The analysis of the legal mechanisms of foreigners' exit from business in Russia is complicated by the constantly updated regulation, openly designed to prevent this. Thus, by Decree of the President of the Russian Federation No. 81 of March 1, Government Resolution No. 295 of March 6 was adopted (entered into force on March 7), requiring permission from the government commission for the Control of Foreign Investments to make transactions by residents of the Russian Federation with foreign persons who are associated with unfriendly countries. It is required to coordinate, in particular, transactions on the alienation of securities and real estate. Lawyers say that there are already the first cases of issuing permits, but they do not name specific companies.

Denis Yurov emphasizes that all options for the transfer of business with the transfer of ownership of shares are subject to coordination with the legal commission if a foreign person is associated with an unfriendly country. "It is necessary to obtain preliminary approval of any transactions related to the acquisition of shares," confirms Alina Khammatova.
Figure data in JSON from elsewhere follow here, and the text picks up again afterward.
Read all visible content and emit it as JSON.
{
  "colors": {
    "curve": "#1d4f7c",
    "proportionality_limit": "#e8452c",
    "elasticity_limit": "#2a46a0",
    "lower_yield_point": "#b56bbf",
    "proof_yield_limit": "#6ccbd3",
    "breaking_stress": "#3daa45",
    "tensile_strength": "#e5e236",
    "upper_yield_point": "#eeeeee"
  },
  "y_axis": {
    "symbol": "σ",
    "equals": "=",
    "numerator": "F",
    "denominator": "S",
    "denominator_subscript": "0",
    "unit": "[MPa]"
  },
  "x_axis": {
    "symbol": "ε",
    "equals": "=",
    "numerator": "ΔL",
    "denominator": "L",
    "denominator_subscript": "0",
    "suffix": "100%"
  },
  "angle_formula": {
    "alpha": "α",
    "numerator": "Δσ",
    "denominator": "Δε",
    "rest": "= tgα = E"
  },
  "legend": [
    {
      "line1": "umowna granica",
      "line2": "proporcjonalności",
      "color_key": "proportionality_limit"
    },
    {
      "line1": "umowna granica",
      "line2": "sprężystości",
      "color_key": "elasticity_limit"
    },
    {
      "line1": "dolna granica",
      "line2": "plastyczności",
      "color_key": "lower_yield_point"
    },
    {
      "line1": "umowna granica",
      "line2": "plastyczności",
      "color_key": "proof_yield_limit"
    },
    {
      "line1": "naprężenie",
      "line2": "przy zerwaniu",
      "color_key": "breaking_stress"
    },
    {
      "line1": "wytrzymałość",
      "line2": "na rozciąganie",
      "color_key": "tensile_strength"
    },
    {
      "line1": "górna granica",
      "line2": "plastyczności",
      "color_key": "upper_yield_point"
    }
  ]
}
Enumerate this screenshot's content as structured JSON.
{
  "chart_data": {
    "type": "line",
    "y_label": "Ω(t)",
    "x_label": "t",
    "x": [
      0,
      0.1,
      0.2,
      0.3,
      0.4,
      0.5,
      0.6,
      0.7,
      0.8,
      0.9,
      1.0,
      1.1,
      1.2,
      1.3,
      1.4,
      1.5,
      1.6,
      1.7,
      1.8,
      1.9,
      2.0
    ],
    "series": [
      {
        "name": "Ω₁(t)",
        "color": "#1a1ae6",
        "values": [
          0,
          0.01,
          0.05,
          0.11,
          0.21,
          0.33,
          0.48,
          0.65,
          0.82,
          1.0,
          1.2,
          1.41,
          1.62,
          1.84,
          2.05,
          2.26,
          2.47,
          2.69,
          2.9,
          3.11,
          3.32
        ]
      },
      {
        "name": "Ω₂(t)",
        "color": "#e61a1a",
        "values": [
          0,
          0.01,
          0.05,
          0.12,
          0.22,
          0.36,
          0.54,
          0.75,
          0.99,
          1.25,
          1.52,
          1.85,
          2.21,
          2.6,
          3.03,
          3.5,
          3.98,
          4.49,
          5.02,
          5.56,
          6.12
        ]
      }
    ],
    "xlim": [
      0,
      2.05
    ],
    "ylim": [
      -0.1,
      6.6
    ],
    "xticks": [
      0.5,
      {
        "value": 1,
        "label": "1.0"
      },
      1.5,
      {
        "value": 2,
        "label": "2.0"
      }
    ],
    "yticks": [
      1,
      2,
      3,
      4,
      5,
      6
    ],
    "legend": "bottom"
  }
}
Regarding the need to coordinate the alienation of a share in an LLC, the opinions of lawyers differ. If you follow the letter of the new rules, the permission of the Board of Directors is required only for transactions with shares, says Elena Gladysheva, and it is still necessary to coordinate the sale of a stake in an LLC only if the organization belongs to strategic (according to the law on foreign investment in strategic enterprises). "Formally, the shares in the LLC are not securities, therefore, it can be concluded that the requirement does not apply to them," agrees Denis Yurov.— Indirectly, this is confirmed by the explanations of the Federal Notary Chamber (FNP)." On March 16, the FNP announced on its website a new procedure for certifying transactions for the alienation of real estate or securities, where one of the parties is a non-resident. It follows from the explanations that if the applicant's country of citizenship is included in the list of unfriendly, the notary must request the applicant's permission from the legal commission for the transaction. At the same time, it is clarified on the FNP website, "the described procedure does not apply to the registration of inheritance rights, transactions on the alienation of shares in the authorized capital of LLC, as well as the issuance of powers of attorney."